Frean John, Arntzen Lorraine, van den Heever Johann, Perovic Olga
National Health Laboratory Service and the University of the Witwatersrand, PO Box 1038, Johannesburg 2000, South Africa.
Trans R Soc Trop Med Hyg. 2004 May;98(5):290-5. doi: 10.1016/S0035-9203(03)00069-5.
Although wildfowl and domestic livestock botulism has been recognized as a problem in southern Africa, very few human cases have ever been described in the region. In late February 2002, two siblings aged eight and 12 years developed acute flaccid paralysis and died.
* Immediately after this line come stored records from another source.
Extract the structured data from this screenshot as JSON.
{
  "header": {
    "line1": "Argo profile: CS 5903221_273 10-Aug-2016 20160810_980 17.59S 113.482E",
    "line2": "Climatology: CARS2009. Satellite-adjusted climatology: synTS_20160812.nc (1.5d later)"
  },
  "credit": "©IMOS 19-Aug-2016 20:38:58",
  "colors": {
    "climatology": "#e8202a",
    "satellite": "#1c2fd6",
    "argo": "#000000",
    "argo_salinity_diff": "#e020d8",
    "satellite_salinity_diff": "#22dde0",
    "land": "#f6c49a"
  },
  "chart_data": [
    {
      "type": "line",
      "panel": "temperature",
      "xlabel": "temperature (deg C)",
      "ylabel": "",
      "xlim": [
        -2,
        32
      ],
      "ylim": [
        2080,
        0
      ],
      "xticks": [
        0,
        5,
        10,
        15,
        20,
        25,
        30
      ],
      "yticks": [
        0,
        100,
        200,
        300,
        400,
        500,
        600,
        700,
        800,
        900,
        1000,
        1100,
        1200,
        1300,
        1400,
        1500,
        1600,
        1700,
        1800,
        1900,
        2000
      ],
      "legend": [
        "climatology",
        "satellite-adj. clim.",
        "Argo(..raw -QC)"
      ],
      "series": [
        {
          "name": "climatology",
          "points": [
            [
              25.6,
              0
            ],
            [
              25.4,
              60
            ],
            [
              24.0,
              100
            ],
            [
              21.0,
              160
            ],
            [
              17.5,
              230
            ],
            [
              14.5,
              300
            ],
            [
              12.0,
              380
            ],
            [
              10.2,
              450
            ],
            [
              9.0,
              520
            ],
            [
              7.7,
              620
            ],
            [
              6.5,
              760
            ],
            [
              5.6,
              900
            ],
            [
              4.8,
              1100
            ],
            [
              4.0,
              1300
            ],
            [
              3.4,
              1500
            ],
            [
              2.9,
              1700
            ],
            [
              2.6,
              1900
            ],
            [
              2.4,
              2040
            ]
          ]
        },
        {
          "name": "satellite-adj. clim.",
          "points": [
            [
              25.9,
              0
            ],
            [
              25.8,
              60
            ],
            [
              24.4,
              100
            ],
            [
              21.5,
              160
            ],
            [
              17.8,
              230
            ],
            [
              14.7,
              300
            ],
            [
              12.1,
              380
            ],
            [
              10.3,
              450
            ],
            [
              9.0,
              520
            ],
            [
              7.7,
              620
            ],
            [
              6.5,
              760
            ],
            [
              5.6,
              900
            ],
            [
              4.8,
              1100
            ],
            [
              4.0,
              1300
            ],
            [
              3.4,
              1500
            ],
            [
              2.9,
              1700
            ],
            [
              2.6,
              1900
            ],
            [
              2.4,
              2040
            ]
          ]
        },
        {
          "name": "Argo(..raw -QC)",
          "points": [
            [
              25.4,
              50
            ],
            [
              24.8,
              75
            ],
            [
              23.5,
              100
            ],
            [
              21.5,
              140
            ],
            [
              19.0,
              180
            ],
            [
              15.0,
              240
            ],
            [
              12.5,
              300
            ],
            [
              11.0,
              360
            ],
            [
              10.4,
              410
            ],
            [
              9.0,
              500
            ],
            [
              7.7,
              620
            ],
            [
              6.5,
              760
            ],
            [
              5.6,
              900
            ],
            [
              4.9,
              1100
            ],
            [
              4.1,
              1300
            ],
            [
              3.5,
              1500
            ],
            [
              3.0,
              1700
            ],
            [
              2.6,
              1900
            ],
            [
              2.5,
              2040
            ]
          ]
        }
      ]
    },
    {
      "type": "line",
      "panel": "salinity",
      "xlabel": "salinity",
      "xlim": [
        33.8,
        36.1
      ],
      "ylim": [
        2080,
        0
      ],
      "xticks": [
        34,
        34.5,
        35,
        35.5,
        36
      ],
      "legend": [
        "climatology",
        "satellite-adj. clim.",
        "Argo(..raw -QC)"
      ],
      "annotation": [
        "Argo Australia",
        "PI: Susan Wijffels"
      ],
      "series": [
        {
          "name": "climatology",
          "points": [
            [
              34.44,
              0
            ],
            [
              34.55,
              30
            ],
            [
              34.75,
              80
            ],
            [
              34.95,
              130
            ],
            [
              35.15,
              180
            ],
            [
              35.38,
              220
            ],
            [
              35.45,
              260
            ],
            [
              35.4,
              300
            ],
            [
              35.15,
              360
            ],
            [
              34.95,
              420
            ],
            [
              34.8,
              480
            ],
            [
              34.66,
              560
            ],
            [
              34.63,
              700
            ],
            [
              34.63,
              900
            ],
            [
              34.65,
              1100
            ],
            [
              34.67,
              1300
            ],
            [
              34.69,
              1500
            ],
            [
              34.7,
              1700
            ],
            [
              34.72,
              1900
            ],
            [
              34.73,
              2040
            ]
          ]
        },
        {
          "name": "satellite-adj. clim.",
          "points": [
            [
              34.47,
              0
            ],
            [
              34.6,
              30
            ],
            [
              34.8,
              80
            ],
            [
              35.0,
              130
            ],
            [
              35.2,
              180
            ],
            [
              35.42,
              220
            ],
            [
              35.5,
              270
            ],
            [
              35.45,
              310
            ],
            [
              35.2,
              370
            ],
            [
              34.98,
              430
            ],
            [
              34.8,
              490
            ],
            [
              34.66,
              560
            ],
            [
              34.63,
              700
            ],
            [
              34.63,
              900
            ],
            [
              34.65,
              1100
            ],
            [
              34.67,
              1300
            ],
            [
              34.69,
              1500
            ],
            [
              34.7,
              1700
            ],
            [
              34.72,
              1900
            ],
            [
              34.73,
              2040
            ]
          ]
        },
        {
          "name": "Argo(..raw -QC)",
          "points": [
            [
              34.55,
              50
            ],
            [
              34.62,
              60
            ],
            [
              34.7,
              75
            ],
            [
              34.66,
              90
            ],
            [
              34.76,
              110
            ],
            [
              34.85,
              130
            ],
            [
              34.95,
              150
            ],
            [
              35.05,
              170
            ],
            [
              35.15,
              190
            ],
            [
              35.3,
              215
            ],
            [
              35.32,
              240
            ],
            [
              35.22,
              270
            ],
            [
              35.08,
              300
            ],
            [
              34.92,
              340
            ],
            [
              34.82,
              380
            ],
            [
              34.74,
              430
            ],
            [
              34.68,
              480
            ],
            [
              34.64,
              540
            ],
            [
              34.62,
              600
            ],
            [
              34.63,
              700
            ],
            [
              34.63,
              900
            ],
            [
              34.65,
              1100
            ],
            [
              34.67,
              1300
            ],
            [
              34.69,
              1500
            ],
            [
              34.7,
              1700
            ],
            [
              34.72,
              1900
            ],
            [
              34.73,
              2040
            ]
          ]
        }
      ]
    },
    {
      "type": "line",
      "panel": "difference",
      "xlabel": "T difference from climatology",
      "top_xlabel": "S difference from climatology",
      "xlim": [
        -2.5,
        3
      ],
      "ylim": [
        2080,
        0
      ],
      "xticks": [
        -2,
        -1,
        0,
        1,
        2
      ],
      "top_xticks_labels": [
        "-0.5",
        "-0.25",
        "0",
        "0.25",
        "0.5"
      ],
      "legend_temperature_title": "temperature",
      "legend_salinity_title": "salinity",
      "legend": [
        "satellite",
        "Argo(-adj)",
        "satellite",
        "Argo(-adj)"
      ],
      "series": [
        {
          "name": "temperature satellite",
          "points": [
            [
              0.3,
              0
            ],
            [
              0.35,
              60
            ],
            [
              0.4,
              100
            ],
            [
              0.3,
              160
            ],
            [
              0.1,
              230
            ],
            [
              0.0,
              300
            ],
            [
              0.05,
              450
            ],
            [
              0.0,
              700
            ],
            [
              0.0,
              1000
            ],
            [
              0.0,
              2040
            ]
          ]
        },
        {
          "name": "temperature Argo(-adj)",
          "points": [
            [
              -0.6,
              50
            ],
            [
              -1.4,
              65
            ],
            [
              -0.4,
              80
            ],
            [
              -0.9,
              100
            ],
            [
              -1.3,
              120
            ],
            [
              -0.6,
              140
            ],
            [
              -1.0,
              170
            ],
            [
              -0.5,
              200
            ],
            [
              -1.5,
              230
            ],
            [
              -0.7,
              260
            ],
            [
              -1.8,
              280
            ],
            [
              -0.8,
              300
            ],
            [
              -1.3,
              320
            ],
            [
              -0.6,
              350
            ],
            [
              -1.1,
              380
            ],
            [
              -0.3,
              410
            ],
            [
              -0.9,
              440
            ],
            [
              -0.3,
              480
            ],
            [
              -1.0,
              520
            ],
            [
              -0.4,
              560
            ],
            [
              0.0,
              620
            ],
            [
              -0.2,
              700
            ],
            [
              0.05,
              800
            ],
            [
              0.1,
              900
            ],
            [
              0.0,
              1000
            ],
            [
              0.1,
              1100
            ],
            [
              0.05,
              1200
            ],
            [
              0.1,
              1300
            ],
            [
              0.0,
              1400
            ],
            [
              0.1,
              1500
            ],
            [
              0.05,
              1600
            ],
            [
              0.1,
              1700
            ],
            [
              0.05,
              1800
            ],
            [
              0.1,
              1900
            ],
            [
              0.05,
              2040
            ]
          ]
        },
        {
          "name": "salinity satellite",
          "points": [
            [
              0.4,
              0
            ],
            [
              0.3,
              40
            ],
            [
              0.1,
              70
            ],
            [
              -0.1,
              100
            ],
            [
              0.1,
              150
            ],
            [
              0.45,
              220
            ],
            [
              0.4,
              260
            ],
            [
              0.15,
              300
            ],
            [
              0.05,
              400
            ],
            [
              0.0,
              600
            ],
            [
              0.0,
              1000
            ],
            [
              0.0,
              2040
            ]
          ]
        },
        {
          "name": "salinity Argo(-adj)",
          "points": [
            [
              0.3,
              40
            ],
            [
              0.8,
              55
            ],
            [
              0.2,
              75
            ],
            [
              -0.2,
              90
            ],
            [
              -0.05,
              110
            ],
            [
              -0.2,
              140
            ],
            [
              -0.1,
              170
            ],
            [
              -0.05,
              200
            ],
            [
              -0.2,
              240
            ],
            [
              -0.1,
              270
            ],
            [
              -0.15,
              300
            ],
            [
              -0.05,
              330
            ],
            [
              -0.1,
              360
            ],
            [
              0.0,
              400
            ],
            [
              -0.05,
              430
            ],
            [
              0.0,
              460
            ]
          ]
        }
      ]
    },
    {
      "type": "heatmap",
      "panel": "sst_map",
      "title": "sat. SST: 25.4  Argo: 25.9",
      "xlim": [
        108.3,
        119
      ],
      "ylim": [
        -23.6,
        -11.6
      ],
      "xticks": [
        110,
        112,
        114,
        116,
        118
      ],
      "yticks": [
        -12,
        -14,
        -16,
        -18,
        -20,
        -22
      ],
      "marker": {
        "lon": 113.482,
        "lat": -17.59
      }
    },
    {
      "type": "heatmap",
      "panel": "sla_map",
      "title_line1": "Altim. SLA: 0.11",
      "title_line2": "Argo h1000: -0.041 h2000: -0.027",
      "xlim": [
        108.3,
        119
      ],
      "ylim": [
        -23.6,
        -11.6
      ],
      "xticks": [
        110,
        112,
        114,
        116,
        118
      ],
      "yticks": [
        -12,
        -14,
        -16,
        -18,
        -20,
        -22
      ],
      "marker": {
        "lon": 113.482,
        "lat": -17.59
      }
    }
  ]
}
Mouse bioassays revealed the presence of type A botulinum toxin in the serum of both children, and in the retrieved remains of the implicated food. The implicated vehicle of the toxin was tinned fish in tomato sauce, commercially produced in South Africa. Type A Clostridium botulinum was cultured from the food. The most likely scenario was that corrosion damage had allowed entry of environmental organisms, including Clostridium botulinum, to the tinned food. This is the first outbreak of human type A botulism in southern Africa to be documented, and the first fatal outbreak described; previous human cases in this region have involved type B botulinum toxin, which tends to produce milder disease. A few other outbreaks elsewhere in Africa have been published, the most extensive being a type E epidemic in Egypt. Commercially tinned products were not involved in any of those outbreaks.
虽然野生禽类和家畜肉毒中毒在南部非洲被视为一个问题,但该地区描述过的人类病例却极少。2002年2月下旬,一名8岁和一名12岁的姐弟俩出现急性弛缓性麻痹并死亡。小鼠生物测定显示两名儿童的血清以及所涉食物的剩余部分中均存在A型肉毒杆菌毒素。毒素的传播媒介是南非商业生产的番茄酱罐头鱼。从食物中培养出了A型肉毒杆菌。最有可能的情况是,腐蚀损坏使包括肉毒杆菌在内的环境生物进入了罐头食品。这是南部非洲有记录的首例人类A型肉毒中毒疫情,也是首例致命疫情;该地区之前的人类病例涉及B型肉毒杆菌毒素,其引发的疾病往往较轻。非洲其他地方也公布过一些其他疫情,规模最大的是埃及的E型疫情。商业罐头产品未涉及任何这些疫情。